Too many older people are living in misery as they are left waiting for months to receive care in their own home, a charity has warned.
Older people and their families are paying the price of council cuts, with the provision of homecare services falling by three million hours since 2015, Age UK said.
It described how many are finding themselves "trapped in a nightmare of bureaucracy," with local authorities struggling to meet growing demands for care with inadequate resources.
The charity is calling for the Government to prop up the current system with more investment, with figures showing the average spend per adult on social care fell 13% - from £439 to £379 - between 2009/10 and 2016/17.
Age UK said it was not surprising that over the same period around 400,000 fewer older people received social care, as eligibility criteria were tightened by councils desperately trying to "square an impossible circle of rising demand and falling funds".
Its report also highlights concerns about the emergence of "care deserts" - areas of the country where it is now impossible to find any care at all.
It spoke to many families including that of Brian, who had a care assessment by social services three months ago but has not heard anything since.
He has been sleeping on the sofa in his living room because he can no longer manage the stairs and says he feels suicidal.
Age UK said the same issues were heard again and again, from callers across the country, including long waits to get an assessment, care services that are disjointed or simply unresponsive, and social services declining to get involved.
It also repeatedly heard of support and services being cut back despite people's needs staying the same or increasing, a fundamental lack of capacity in the system and poor quality services and support.
Caroline Abrahams, charity director at Age UK, said: "Three million hours of home care have been lost in the last three years because of central Government cuts and the lives of many older people have been sharply diminished as a result.
"Our new report shows the appalling human consequences as councils struggle to do the impossible: meet growing needs for home care with grossly inadequate resources.
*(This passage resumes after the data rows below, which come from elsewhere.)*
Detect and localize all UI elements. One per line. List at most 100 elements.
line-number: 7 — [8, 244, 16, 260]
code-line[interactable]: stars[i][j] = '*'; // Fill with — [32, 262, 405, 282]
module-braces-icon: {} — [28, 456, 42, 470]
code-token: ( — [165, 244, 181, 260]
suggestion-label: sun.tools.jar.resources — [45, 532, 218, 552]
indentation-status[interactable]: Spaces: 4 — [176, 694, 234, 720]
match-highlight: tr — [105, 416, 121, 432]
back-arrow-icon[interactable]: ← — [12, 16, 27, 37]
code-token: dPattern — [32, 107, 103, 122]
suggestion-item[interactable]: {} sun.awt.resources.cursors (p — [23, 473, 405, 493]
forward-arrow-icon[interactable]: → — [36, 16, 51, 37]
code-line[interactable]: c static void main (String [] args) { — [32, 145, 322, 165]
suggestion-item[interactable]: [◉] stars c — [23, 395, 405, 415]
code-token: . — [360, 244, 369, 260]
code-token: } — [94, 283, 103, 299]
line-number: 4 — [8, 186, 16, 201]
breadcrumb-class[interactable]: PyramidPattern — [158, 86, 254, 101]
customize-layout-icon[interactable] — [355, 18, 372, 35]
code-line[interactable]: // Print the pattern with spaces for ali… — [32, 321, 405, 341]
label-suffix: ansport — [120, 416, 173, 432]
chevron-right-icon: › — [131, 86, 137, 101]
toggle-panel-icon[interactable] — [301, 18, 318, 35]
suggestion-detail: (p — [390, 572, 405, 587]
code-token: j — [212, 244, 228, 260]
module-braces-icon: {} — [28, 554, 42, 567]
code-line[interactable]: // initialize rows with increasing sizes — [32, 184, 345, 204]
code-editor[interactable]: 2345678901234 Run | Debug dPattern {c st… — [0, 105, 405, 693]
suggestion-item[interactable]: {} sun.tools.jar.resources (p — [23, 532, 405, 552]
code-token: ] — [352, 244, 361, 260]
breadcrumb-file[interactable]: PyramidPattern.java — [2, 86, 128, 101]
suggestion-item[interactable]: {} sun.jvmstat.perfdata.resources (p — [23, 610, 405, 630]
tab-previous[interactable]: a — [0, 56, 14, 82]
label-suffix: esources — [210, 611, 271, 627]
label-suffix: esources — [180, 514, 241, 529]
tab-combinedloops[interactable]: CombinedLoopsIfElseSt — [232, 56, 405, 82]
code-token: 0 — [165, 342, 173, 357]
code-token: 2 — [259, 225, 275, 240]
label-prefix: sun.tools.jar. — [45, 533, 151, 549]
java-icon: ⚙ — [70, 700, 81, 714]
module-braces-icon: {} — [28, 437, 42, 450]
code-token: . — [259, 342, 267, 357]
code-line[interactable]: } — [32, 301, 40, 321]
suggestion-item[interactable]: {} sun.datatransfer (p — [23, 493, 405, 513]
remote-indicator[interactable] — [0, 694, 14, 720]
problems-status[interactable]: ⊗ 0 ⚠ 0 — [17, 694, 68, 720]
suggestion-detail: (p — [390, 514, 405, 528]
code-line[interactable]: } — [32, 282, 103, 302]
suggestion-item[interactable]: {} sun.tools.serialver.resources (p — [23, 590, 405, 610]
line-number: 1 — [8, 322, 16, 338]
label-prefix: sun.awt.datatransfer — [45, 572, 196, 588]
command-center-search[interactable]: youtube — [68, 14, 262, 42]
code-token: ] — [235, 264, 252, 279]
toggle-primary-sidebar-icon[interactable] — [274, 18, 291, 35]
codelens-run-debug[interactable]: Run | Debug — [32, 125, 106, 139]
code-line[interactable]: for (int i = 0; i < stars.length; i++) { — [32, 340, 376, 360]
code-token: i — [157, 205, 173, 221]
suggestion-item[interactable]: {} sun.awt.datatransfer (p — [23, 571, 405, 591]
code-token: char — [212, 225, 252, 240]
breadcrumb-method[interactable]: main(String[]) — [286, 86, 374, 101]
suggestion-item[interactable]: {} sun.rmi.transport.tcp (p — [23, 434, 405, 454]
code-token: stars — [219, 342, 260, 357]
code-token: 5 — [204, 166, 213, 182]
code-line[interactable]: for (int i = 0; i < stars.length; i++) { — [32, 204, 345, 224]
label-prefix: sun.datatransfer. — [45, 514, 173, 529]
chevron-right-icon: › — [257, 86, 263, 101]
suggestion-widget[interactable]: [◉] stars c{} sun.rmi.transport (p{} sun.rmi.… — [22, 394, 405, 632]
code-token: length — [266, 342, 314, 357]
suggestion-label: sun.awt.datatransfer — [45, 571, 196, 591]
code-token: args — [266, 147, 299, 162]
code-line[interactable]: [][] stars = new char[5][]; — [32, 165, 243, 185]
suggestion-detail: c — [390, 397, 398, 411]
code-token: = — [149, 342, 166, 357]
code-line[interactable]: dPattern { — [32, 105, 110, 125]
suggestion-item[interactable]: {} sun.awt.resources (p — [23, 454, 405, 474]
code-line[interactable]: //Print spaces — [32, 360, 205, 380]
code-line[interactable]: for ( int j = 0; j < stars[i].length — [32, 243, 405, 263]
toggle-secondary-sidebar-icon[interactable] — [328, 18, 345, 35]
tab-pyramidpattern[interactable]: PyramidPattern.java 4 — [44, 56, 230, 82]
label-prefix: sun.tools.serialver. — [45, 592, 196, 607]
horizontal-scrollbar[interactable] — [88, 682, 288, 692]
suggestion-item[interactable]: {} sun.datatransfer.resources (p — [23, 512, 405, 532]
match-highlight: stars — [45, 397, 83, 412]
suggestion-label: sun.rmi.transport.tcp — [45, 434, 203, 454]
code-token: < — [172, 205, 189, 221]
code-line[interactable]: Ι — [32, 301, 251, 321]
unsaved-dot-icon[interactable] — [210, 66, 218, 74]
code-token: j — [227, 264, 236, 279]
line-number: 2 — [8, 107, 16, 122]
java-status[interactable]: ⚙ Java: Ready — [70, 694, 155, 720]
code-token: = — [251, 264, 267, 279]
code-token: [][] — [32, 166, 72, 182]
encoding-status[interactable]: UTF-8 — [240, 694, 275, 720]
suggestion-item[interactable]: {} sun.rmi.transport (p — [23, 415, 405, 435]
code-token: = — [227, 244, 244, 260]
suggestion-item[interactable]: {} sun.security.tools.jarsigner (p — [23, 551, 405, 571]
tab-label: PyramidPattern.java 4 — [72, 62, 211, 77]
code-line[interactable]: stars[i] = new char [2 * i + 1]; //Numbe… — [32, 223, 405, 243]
"This is a crisis for many families too, like Sally's, left to care for her deeply unwell father-in-law because the local council says there is no home care available in her area for them to purchase on his behalf.
"When the care market is so obviously broken, for the sake of older people the Government must intervene.
"This is not only the right thing to do from a moral perspective, it makes good economic sense too: good home care keeps older people fit and well in their own homes and is far cheaper than a spell in hospital or a care home - the typical alternatives."